December 18, 2013 by alie
It’s 40 degrees in the shade. The sidewalks have sucked in the heat of the day and hoarded it so that barefoot children must run and hop between shadows, yelping as their feet sear on the tarmac. I wave like a big creep from inside 3 inches of padding. A child fearfully accepts a balloon while I bob up and down with my arms akimbo and shake my augmented hips from side to side. His little lip trembles and he runs from me, wide eyed.
My fifteen minutes were up ten minutes ago but my boss is on a roll. She doesn’t realise the lady she’s talking to just wants free samples. Whiteness rolls down over my vision, dripping like rain on a windshield. What would be worse? To take my head off in public and reveal that I am in fact, not a bear, or pass out in the shop front. My skin is damp and slick against the padding, my insides arid, like swirling dust. My damn boss refuses to be interrupted. Her smile doesn’t falter as she pushes my flailing arms out of her face. I’m going to have to go it alone. The door at the back of the grocery store looms in the pinpricks that are my eyeholes. I have to walk with my head tossed backwards and my arms held out to make up for the loss of periphery vision. My foot falters on the first step and I stumble backwards. It’s so hot. Why do I live in a country that gets this hot? Whose dumb idea was it to populate Australia? The door is in my line of vision and step toward it. Wait, that’s the floor. Why is the floor filling my eyehole? My boss manages to tear her attention from her customer, commando roll over to me, skid under the display of baby products that I’ve collided with and catch it just in time. No, please, don’t worry about me, I’m fine. Protect the display. I’ll just flounder here in the aisle in a state of heat exhaustion. Finding her customer gone I finally merit some attention. She helps me from my prostrate position and leads me by the hand to the storage room, my head hung, taking staccato shuffles in my big bear feet. She lifts off my head and unzips my body. I flop out and languish in the cold air, letting it roll over me, chilling my sweaty clothes. My limbs go soft, my pores suck at the fresh air. I close my eyes, put on my Earth Mother smile and swing my flaccid arms to create a breeze.

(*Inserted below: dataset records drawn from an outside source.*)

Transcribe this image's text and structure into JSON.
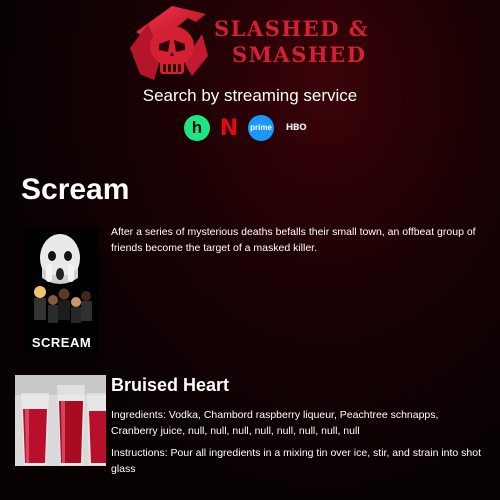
{
  "header": {
    "logo_line1": "SLASHED &",
    "logo_line2": "SMASHED",
    "search_label": "Search by streaming service",
    "services": [
      {
        "name": "Hulu",
        "glyph": "h",
        "icon": "hulu-icon",
        "color": "#1ce783"
      },
      {
        "name": "Netflix",
        "glyph": "N",
        "icon": "netflix-icon",
        "color": "#e50914"
      },
      {
        "name": "Prime Video",
        "glyph": "prime",
        "icon": "prime-video-icon",
        "color": "#1a98ff"
      },
      {
        "name": "HBO",
        "glyph": "HBO",
        "icon": "hbo-icon",
        "color": "#e8e8e8"
      }
    ]
  },
  "movie": {
    "title": "Scream",
    "poster_title": "SCREAM",
    "synopsis": "After a series of mysterious deaths befalls their small town, an offbeat group of friends become the target of a masked killer."
  },
  "drink": {
    "name": "Bruised Heart",
    "ingredients": "Ingredients: Vodka, Chambord raspberry liqueur, Peachtree schnapps, Cranberry juice, null, null, null, null, null, null, null, null",
    "instructions": "Instructions: Pour all ingredients in a mixing tin over ice, stir, and strain into shot glass"
  },
  "colors": {
    "accent": "#d42032",
    "background": "#0a0203"
  }
}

Jobs like these are the scourge of starving writers. For a week I have dressed as a bear, a predator in the forest of commercialism. I get driven to artisan grocery stores, lure children over to me while my boss preys on mothers, assaulting them with pasty skin slimes for their child, natural healing remedies that smell like earth and moisturisers for the discerning baby. I am everything I hate. My parents are of the ‘go, be free’ generation. This means free from handouts, free from parental concern about my finances, free from a nutritious diet. I know they mean well, they want me to learn, but look what I’ve become.

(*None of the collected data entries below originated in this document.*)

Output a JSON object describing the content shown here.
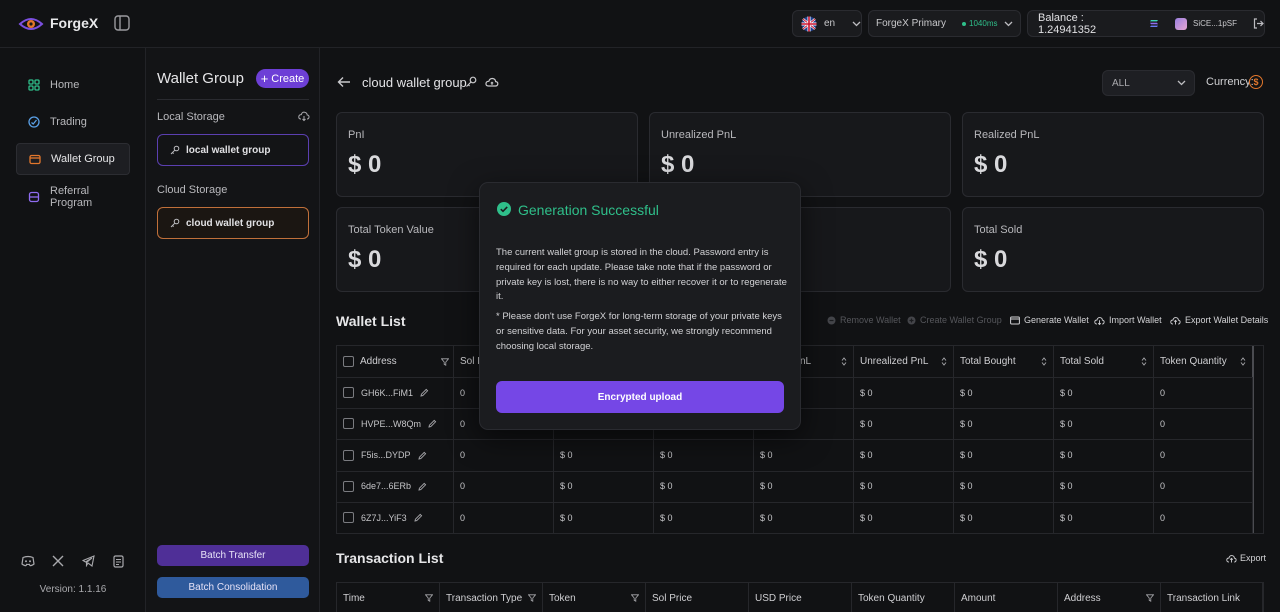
{
  "app": {
    "name": "ForgeX"
  },
  "topbar": {
    "language": "en",
    "node": "ForgeX Primary",
    "latency": "1040ms",
    "balance": "Balance : 1.24941352",
    "wallet_short": "SiCE...1pSF"
  },
  "sidebar": {
    "items": [
      {
        "label": "Home"
      },
      {
        "label": "Trading"
      },
      {
        "label": "Wallet Group"
      },
      {
        "label": "Referral Program"
      }
    ],
    "version": "Version: 1.1.16"
  },
  "wallet_group_panel": {
    "title": "Wallet Group",
    "create_label": "Create",
    "local_storage_label": "Local Storage",
    "local_group": "local wallet group",
    "cloud_storage_label": "Cloud Storage",
    "cloud_group": "cloud wallet group",
    "batch_transfer": "Batch Transfer",
    "batch_consolidation": "Batch Consolidation"
  },
  "header": {
    "group_title": "cloud wallet group",
    "filter_value": "ALL",
    "currency_label": "Currency:"
  },
  "stats": [
    {
      "label": "PnI",
      "value": "$ 0"
    },
    {
      "label": "Unrealized PnL",
      "value": "$ 0"
    },
    {
      "label": "Realized PnL",
      "value": "$ 0"
    },
    {
      "label": "Total Token Value",
      "value": "$ 0"
    },
    {
      "label": "",
      "value": ""
    },
    {
      "label": "Total Sold",
      "value": "$ 0"
    }
  ],
  "wallet_list": {
    "title": "Wallet List",
    "actions": {
      "remove": "Remove Wallet",
      "create_group": "Create Wallet Group",
      "generate": "Generate Wallet",
      "import": "Import Wallet",
      "export": "Export Wallet Details"
    },
    "columns": [
      "Address",
      "Sol B",
      "",
      "",
      "nL",
      "Unrealized PnL",
      "Total Bought",
      "Total Sold",
      "Token Quantity"
    ],
    "rows": [
      {
        "address": "GH6K...FiM1",
        "sol": "0",
        "c2": "",
        "c3": "",
        "c4": "",
        "unrealized": "$ 0",
        "bought": "$ 0",
        "sold": "$ 0",
        "qty": "0"
      },
      {
        "address": "HVPE...W8Qm",
        "sol": "0",
        "c2": "",
        "c3": "",
        "c4": "",
        "unrealized": "$ 0",
        "bought": "$ 0",
        "sold": "$ 0",
        "qty": "0"
      },
      {
        "address": "F5is...DYDP",
        "sol": "0",
        "c2": "$ 0",
        "c3": "$ 0",
        "c4": "$ 0",
        "unrealized": "$ 0",
        "bought": "$ 0",
        "sold": "$ 0",
        "qty": "0"
      },
      {
        "address": "6de7...6ERb",
        "sol": "0",
        "c2": "$ 0",
        "c3": "$ 0",
        "c4": "$ 0",
        "unrealized": "$ 0",
        "bought": "$ 0",
        "sold": "$ 0",
        "qty": "0"
      },
      {
        "address": "6Z7J...YiF3",
        "sol": "0",
        "c2": "$ 0",
        "c3": "$ 0",
        "c4": "$ 0",
        "unrealized": "$ 0",
        "bought": "$ 0",
        "sold": "$ 0",
        "qty": "0"
      }
    ]
  },
  "transaction_list": {
    "title": "Transaction List",
    "export": "Export",
    "columns": [
      "Time",
      "Transaction Type",
      "Token",
      "Sol Price",
      "USD Price",
      "Token Quantity",
      "Amount",
      "Address",
      "Transaction Link"
    ]
  },
  "modal": {
    "title": "Generation Successful",
    "paragraph1": "The current wallet group is stored in the cloud. Password entry is required for each update. Please take note that if the password or private key is lost, there is no way to either recover it or to regenerate it.",
    "paragraph2": "* Please don't use ForgeX for long-term storage of your private keys or sensitive data. For your asset security, we strongly recommend choosing local storage.",
    "button": "Encrypted upload"
  },
  "colors": {
    "accent": "#7547e6",
    "success": "#2fbf8a",
    "cloud_border": "#c0703a",
    "local_border": "#5b3fb0"
  }
}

There seems to be an expectation put on writers to be relentlessly fabulous. We’re supposed to sleep late, smoke cigarettes in cafes, be social pariahs, then at midnight, when the world is asleep “sit down at a typewriter and bleed”. To that I say ‘pfft’ and I’m talking to you, Hemingway; you and your lofty standards. The day job, however dehumanising, is fuel on the fire of creative impulse. How do you write about the world if you aren’t in it? How do you write about the day when you sleep through it? For how long can you find inspiration in clouds of smoke and long blacks, or candlelight in silent houses? The writer who remains relevant is the one who lives while others live, who ends up in strange places, who sometimes dresses as a bear and accidentally scares children.